As for that style, even some more anarchic playing systems can suppress the individual brilliance of their stars. But rather than stifle Saka's genius, Mikel Arteta's system is perfectly suited to let him show off why he's among the very best young players in the world. Arteta took over during Saka's breakout campaign in 2019-20, during a season when Unai Emery was experimenting with playing Saka as a left back/left midfielder. Saka's shift to the orbital center of Arsenal's offense has been coeval with the implementation of Artetaball. With the striker spot in flux all season, Saka has been Arsenal's rock, and they run most of their attacks through his side.

Saka first distinguished himself as a dribbler, and that's still how he most commonly puts pressure on opposing defenders. It gets him kicked all to hell and beat up constantly, because his control with the ball at his feet is a terrifying thing to contend with. Saka's burst isn't as searing as an archetypal wing-dribbler, though few players are as smart or as inventive as he is. The threat of Saka busting through onto the goal is why the Crystal Palace defense so dramatically shifted over towards him, leaving themselves open for Martinelli to score, and while maybe Antony could have gotten past an extra guy, I don't know who else would be able to see and the hit that pass. When Arsenal are trying to pry open a stubborn low-block defense, as they were against Everton earlier this month, it's Saka's ability to create and then leverage an advantage out of nowhere that's reliably gotten Arsenal through.
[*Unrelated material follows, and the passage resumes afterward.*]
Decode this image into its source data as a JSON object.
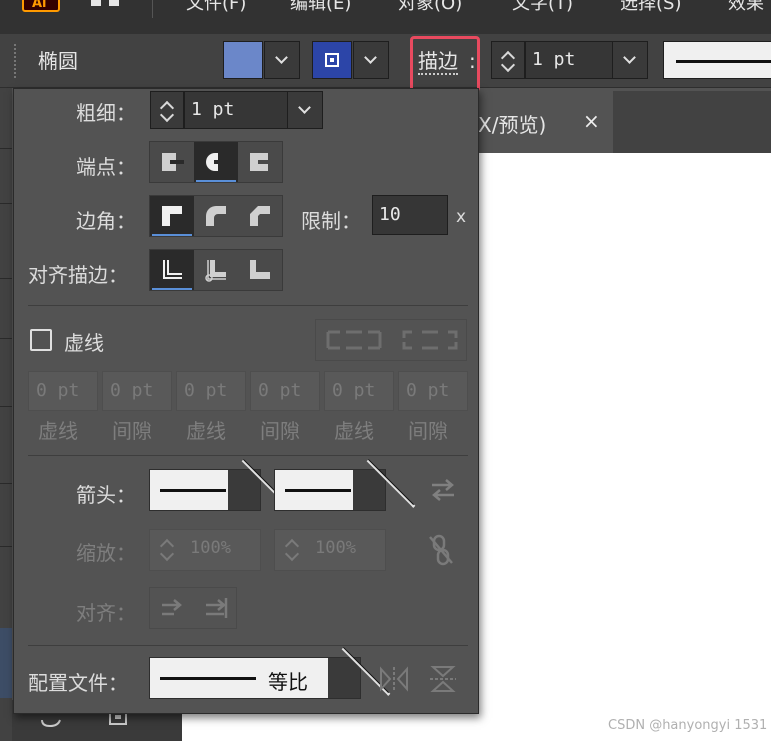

That Saka has ascended to this level after suffering racist abuse from England fans after infamously missing a penalty in the Euro 2021 final is all the more impressive. It's hard to believe he just turned 21 this season, since he was already Arsenal's best player two seasons ago and since he exudes a sage-like focus. Saka has to shoulder so much creative responsibility through sustained physical and mental challenges, and he's never backed off for one second. When Gabriel Jesus got hurt at the World Cup, Saka stepped up. When the team started wobbling in February, Saka elevated his game and has led them to six straight league wins. When he was asked about the pressure on his team heading into the stretch run, Saka was defiant. "We don't fear anyone," he said after the game, and when he was asked about the possibility of earning some individual hardware, he was dismissive. "I know you know what I'm focused on," he smirked. He has 10 games left to secure Arsenal's first league title in 20 years.